The supermarket chain will also replace polystyrene pizza bases with cardboard, and change coloured drinks bottles to clear plastic. The latter could lead to 500 tonnes more of plastic getting recycled.
Got all that?
Asda joins supermarket chain Iceland, which was the world’s first mainstream retailer to pledge to completely eliminate plastic packaging from its own-brand products by 2023. Tesco and Sainsbury’s have also promised to ban all single-use plastic bags.
Asda are scrapping 5p carrier bags in a bid to be more green! 🍃👏 pic.twitter.com/hdk6OTX17W— Metro (@MetroUK) February 6, 2018
“Where we are able to go faster and harder to remove avoidable plastics from our products, we will,” said Roger Burnley, Asda’s chief executive . “Our logic is to remove plastic wherever we can, and where it is required, to make it as recyclable as possible.”
However, Asda refused to release figures for how much plastic they currently waste — and some have, while welcoming the pledge, questioned whether the store is going far enough.
“Asda’s pledge to slash plastic use is certainly very welcome – but why can’t it copy Iceland’s lead and ditch plastics from all its own-brand products?” said Julian Kirby, a campaigner at Friends of the Earth. “Supermarkets should pull the plug on plastic packaging altogether — a move advocated by former Asda boss, Andy Clarke.”
Clarke was Asda’s chief executive for six years, and advocated for replacing plastics completely with paper, steel, glass, and aluminium.

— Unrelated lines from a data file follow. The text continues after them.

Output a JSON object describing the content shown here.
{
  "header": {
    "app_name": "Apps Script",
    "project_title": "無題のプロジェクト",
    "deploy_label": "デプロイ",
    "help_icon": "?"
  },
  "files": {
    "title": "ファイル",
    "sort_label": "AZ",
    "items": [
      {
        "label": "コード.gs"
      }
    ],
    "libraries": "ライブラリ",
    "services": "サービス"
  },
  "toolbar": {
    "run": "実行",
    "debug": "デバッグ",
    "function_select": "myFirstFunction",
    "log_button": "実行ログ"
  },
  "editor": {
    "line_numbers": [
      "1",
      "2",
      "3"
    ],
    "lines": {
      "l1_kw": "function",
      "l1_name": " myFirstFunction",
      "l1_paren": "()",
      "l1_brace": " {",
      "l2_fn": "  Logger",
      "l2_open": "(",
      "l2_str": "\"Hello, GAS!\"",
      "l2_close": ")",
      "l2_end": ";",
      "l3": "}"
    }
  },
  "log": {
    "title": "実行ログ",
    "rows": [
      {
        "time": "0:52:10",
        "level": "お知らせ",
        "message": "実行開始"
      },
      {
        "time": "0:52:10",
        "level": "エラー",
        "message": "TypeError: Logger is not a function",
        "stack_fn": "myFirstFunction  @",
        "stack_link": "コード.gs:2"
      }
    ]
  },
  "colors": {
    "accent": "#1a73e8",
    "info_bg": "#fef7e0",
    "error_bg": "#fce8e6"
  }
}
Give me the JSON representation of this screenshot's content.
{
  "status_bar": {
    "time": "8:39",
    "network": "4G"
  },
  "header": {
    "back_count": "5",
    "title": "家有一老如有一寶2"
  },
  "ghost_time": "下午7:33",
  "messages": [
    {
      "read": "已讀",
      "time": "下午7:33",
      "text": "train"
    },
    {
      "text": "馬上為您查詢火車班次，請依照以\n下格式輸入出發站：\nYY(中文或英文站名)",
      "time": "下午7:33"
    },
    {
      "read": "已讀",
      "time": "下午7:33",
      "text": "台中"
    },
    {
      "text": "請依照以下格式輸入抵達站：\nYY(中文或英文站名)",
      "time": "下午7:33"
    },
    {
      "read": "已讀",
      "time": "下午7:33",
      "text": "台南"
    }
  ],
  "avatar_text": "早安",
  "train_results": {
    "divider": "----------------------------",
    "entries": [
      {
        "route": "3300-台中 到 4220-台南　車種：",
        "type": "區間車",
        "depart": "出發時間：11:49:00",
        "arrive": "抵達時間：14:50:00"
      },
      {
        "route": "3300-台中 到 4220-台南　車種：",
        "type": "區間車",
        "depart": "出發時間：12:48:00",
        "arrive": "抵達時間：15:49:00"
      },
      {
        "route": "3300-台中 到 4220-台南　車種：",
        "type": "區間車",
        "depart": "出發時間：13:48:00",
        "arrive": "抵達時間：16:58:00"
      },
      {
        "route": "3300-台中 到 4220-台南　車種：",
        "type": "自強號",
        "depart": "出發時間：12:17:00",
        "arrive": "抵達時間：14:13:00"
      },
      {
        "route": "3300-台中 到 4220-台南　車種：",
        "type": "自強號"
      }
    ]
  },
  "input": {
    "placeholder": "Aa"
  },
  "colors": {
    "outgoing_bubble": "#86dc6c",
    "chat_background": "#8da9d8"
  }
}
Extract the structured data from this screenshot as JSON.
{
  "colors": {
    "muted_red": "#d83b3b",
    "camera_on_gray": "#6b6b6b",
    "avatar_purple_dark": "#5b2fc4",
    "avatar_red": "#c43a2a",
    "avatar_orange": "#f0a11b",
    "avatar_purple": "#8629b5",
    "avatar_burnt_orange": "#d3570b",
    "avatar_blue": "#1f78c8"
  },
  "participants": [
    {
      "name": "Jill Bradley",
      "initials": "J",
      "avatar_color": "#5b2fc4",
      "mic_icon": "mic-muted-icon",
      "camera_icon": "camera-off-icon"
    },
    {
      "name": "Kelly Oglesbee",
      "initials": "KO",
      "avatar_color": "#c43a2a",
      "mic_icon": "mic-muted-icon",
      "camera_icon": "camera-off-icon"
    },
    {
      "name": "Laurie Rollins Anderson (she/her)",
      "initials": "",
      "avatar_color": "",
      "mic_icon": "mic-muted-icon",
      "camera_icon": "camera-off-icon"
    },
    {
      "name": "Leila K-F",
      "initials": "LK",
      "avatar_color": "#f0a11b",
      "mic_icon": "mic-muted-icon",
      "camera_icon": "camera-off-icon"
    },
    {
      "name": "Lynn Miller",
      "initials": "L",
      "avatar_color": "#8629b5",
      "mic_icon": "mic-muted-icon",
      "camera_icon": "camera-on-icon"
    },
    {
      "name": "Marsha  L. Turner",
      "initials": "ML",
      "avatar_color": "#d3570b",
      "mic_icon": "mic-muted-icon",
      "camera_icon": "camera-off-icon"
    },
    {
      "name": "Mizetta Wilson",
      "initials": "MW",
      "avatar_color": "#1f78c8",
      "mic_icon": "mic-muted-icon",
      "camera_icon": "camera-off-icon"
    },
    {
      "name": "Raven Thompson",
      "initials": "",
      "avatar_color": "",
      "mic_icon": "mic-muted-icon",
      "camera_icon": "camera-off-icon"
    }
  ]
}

Soooo much plastic!!! 🤬 pic.twitter.com/IHTjsCuFev— ParentingCreations (@ParentCreations) February 6, 2018
Asda’s announcement comes after 200 cross-party MPs sent a letter calling on the UK’s biggest supermarkets — including Asda — to scrap plastic packaging by 2022. Led by Labour MP Catherine West, the campaign highlighted Iceland’s ambitious promise and urged its competitors to do more.
The British government has also backed the war on plastic, revealing a 25-year “global gold standard” plan in January, aiming to eradicate all avoidable plastic waste in the UK by 2042.
Some environmental groups criticised its lack of urgency, however, and called for “emergency” action immediately. Weeks after the announcement, a Greenpeace investigation found that despite public statements, the UK had opposed new EU recycling targets. The UK had told EU officials in Brussels that it was “unable to support” the aim to recycle 65% of all waste thrown away by homes and business — including 50% of all plastics — by 2035.
So far in 2018, environment secretary Michael Gove has banned microbeads, extended the 5p bag tax to include all retailers (not just the big chains), and is reportedly considering plans to bring in a 25p charge on disposable coffee cups. There are 5 billion cups wasted every year, and the tax could reportedly raise £438 million.